Using the fluorescent Ca 2+ indicator fura-2, we demonstrated that, in a single NG108-15 cell, acute repetitive challenge with leucine-enkephalin (EK) results in a gradual reduction of the increase of the cytosolic Ca 2+ concentration ([Ca 2+] i) at agonist exposure times of 90 s or less; increasing the EK exposure time of each challenge from 30 to 90 s results in greater desensitization, with complete desensitization occurring at 90 s exposure. Similar results are seen with ATP. In opioid-desensitized cells, bradykinin can still induce a marked [Ca 2+] i increase, while exposure of desensitized cell to 50 mM K + restores the response EK-induced, suggesting a role of intracellular Ca 2+ stores in the desensitization process. Pretreatment of cells with certain protein kinase inhibitors, including N-(2-guanidinoethyl)-5-isoquinolinesulfonamide (HA1004) and staurosporine, prevented desensitization, while others, 1-(5-isoquinolinesulfonyl)-2-methylpiperazine (H-7) and {1-[ N, O-bis-(5-isoquinolinesulfonyl)- N-methyl- l-tyrosyl]-4-phenyl-piperazine (KN-62), had no effect. In contrast, activation of protein kinase C by phorbol 12-myristate 13-acetate promoted desensitization.

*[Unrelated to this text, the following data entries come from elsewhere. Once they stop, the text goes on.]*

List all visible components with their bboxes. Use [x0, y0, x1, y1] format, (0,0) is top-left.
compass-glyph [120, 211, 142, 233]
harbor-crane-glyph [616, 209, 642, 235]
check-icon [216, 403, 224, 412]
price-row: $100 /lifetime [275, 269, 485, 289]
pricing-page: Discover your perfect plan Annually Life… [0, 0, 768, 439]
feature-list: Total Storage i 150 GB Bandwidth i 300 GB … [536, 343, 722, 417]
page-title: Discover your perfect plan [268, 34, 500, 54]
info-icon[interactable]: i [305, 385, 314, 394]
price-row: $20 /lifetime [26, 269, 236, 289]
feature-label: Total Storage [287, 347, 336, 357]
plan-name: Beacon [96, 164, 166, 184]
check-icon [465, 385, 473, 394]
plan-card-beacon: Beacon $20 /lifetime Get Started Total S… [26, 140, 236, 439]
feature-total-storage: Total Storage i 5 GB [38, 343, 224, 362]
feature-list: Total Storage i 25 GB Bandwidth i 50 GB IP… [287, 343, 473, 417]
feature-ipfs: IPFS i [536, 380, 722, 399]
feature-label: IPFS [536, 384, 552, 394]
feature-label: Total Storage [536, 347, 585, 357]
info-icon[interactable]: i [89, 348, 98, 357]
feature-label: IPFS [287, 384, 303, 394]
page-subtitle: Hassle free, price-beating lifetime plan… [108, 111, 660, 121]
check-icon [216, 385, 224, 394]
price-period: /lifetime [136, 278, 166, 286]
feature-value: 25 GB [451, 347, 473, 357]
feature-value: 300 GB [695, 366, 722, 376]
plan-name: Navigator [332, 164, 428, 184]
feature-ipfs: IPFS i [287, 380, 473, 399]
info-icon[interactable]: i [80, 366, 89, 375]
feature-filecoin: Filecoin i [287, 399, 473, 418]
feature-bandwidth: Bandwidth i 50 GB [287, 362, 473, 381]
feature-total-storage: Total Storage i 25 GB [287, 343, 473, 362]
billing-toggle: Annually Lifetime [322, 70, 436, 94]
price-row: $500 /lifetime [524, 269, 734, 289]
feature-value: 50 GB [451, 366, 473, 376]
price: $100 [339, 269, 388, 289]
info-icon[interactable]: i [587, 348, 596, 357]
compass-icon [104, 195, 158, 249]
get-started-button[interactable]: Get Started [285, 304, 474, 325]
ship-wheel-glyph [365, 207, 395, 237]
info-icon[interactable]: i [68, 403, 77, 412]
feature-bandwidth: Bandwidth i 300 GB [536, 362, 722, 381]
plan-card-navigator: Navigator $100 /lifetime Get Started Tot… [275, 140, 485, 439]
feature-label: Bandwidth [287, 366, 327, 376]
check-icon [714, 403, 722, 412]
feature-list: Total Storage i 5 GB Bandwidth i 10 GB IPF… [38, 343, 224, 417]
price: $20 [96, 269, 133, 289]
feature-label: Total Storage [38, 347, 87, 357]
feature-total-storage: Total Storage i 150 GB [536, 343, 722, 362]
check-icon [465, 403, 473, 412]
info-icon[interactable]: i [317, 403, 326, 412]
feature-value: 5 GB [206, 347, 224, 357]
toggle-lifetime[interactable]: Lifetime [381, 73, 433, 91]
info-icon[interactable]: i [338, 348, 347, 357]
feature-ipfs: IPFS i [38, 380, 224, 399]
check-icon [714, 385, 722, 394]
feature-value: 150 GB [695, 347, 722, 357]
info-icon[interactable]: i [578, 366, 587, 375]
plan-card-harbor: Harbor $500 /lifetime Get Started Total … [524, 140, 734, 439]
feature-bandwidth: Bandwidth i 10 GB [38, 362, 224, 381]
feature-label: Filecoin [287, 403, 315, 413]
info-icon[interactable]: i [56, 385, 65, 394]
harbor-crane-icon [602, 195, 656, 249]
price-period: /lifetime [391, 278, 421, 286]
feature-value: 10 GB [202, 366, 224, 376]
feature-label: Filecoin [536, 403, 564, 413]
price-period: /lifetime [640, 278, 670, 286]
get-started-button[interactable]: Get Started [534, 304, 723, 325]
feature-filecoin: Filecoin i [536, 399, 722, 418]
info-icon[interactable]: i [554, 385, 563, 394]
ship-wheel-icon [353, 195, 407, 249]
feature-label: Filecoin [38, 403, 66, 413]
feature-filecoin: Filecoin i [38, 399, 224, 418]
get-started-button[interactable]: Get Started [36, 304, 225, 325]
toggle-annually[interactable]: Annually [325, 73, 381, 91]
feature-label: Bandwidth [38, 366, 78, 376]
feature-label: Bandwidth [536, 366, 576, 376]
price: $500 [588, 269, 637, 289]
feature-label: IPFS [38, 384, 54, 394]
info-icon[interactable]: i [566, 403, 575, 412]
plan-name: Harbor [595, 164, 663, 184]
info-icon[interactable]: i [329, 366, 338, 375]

Thus, the desensitization is dependent on protein phosphorylation. HA1004 alone did not alter EK- or bradykinin-induced inositol 1,4,5-trisphosphate (IP 3) generation; however, the inhibitory effect of calyculin A on EK- or bradykinin-induced IP 3 generation was reversed by HA1004. In addition, in the presence of HA1004, the blockade of Ca 2+ influx by either verapamil or removal of extracellular Ca 2+ or the depletion of Ca 2+ pools by thapsigargin still led to desensitization, suggesting that phosphorylation does not alter the activity of the Ca 2+ transporters involved in Ca 2+ influx and Ca 2+ release. Our results imply that emptying of intracellular Ca 2+ stores and protein phosphorylation in the phospholipase C signaling pathway play roles in the process of desensitization.